Sobra recordar que la sexualidad ha estado presente de una forma más o menos explícita en la civilización occidental en todas y cada una de las manifestaciones artísticas y hasta religiosas, porque -como bien recuerda Montgomery Hyde- hasta la Biblia contiene pasajes que muchos se atreverían a calificar de "pornográficos".
No en balde, tanto en Grecia como luego en Roma existió una amplia libertad en todo lo relacionado con el sexo. Los griegos contemplaban el cuerpo desnudo con una mezcla entre admiración y curiosidad festiva. Los míticos frescos pornográficos que colgaban de los palacetes de Pompeya muestran una similar actitud de descaro e impudor y una misma sensibilidad estética por parte de los romanos con respecto a la actividad sexual.

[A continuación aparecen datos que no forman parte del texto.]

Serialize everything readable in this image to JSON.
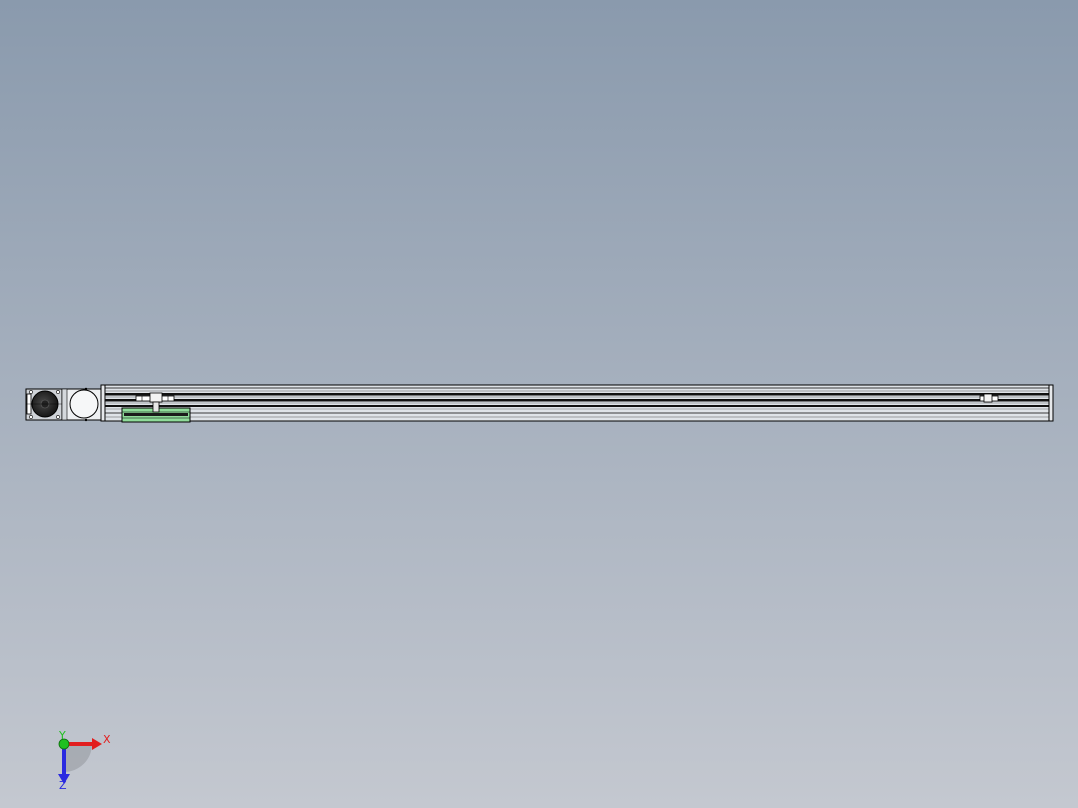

La actitud desinhibida hacia el sexo fue nota común en ambas civilizaciones. Así, en Grecia, mucho después de la caída del estado de Atenas, siguieron abundando los cuadros y esculturas que mostraban a hombres y mujeres en pleno disfrute de las diversas formas de relación sexual. Tales escenas adornaban incluso el fondo de las vasijas y de los platos de los niños, con el fin de que éstos tuviesen algo divertido que mirar mientras comían. Por otro lado, era frecuente que en las esquinas de las calles se erigiesen estatuas en honor a Príapo, deidad de la vid y de los jardines. Estas esculturas consistían en la cabeza de un hombre barbado, apoyada en un plinto, en medio del cual se colocaba un pene en erección. Estos monumentos servían de altar y ante ellos se solían arrodillar las mujeres para rezar pidiendo fertilidad. Las jóvenes solteras acostumbraban a montarse sobre el miembro viril y, en vísperas de la noche de bodas, ofrecían a veces su virginidad al dios, en un gesto de suprema devoción. Otra costumbre muy frecuente en Grecia, y de la que da cuenta Aristófanes en su comedia Lisístrata, era la utilización de unas imitaciones del órgano masculino, confeccionadas en cuero por los zapateros, llamadas "olisbos", que tenían gran predicamento entre las damas.
Según cuenta Montgomery Hyde, entre los ciudadanos helenos uno de los objetos más comunes en el hogar, la lámpara de terracota, constituía el recipiente favorito de arte pornográfico. "Los dibujos de vasos y platos que han llegado hasta nosotros muestran diversas formas del coito anal -dice este investigador-. Aunque todos los escritos eróticos que tratan este tema se han perdido, sabemos que muchos de ellos fueron escritos por mujeres. La poetisa Elefantis debe su reputación a haber enumerado nueve posturas distintas".
Tales prácticas también alcanzaron un notable desarrollo en Roma, donde el placer sexual gozó de la misma consideración social que había tenido en Grecia. El culto dionisíaco adquirió aquí caracteres que, vistos hoy, nos parecen hasta delirantes; al parecer, en el teatro del Bajo Imperio, cuando el argumento de la obra así lo exigía, actrices y actores copulaban delante de los espectadores. La literatura pornográfica tuvo importantes valedores en la cultura romana, siendo su autor más significado Cayo Petronio, cuyo Satiricón describe con gracia y desparpajo todas las formas de actividad sexual, desde el coito oral o "fellatio", pasando por el coito anal e incluyendo la desfloración de adolescentes.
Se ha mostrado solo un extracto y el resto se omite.